É claro que, além do mais, o desenvolvimento desses pseudoprojetos constitui a expressão ideológica de diversos interesses protecionistas de diferentes frações burguesas particulares e localistas, que, como tais, incentivam a luta (e as guerras) imperialista. Do que se trata não é então de realizar um capitalismo mais humano (apesar de ser isso que declaram), porque o capitalismo sempre foi desumano e o antagonismo entre capitalismo e humanidade tem necessariamente que se agravar, senão que buscam enquadrar o proletariado com essas utopias reacionárias para empurrá-lo a defender os interesses burgueses, e seguir a reboque de seus interesses locais, regionais, nacionalistas... e, por isso, não causa surpresa que em muitos países a extrema direita também se manifeste pela "antiglobalização". Seu verdadeiro projeto social não é portanto o que dizem, mas recredibilizar-se frente aos explorados para dirigir e canalizar a inevitável e sempre crescente raiva proletária, contra tudo o que se passa neste mundo, para a luta entre frações burguesas e para a guerra imperialista.
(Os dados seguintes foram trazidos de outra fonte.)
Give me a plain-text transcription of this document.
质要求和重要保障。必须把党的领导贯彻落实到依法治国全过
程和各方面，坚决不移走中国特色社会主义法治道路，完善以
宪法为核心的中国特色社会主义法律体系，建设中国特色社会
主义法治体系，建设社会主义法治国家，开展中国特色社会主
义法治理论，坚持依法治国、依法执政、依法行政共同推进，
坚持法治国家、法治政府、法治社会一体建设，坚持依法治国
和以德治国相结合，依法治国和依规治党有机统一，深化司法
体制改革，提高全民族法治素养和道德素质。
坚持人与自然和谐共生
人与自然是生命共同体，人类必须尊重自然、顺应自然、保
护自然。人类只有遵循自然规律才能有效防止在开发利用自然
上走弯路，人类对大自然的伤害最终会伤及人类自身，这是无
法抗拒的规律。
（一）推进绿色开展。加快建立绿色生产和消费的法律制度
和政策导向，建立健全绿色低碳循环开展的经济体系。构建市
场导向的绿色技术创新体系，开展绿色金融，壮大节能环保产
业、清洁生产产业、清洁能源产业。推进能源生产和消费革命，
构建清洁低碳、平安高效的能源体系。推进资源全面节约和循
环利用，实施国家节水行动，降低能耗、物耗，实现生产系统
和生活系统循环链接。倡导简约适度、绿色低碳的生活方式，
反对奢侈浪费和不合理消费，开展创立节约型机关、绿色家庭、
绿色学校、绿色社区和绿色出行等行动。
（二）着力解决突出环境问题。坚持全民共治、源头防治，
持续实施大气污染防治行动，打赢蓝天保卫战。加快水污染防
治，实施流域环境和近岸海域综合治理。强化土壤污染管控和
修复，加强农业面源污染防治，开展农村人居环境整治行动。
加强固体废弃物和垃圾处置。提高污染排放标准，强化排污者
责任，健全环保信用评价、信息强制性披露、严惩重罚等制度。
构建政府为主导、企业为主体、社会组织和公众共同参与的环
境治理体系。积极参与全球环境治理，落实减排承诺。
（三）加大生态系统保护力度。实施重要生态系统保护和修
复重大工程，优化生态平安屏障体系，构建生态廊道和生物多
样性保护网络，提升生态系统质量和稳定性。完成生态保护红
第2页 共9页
O papel do proletariado no palco das cimeiras e derivados: a questão da autonomia proletária

Todo o palco está montado para apresentar os protestos em Seattle, Davos, Praga... como a verdadeira alternativa ao mundo atual. Inclusive, além das frações abertamente socialdemocratas, esses encontros de cimeira, essas batalhas de rua, são considerados como a essência mesma da luta que se contraporia ao desenvolvimento atual do capitalismo, como a quintessência do internacionalismo proletário enfim descoberta. Concentremo-nos, portanto, neste capítulo, no papel que se atribui atualmente à ação do proletariado nessas cimeiras, para determinar nossos interesses e definir a política proletária frente a tais armações.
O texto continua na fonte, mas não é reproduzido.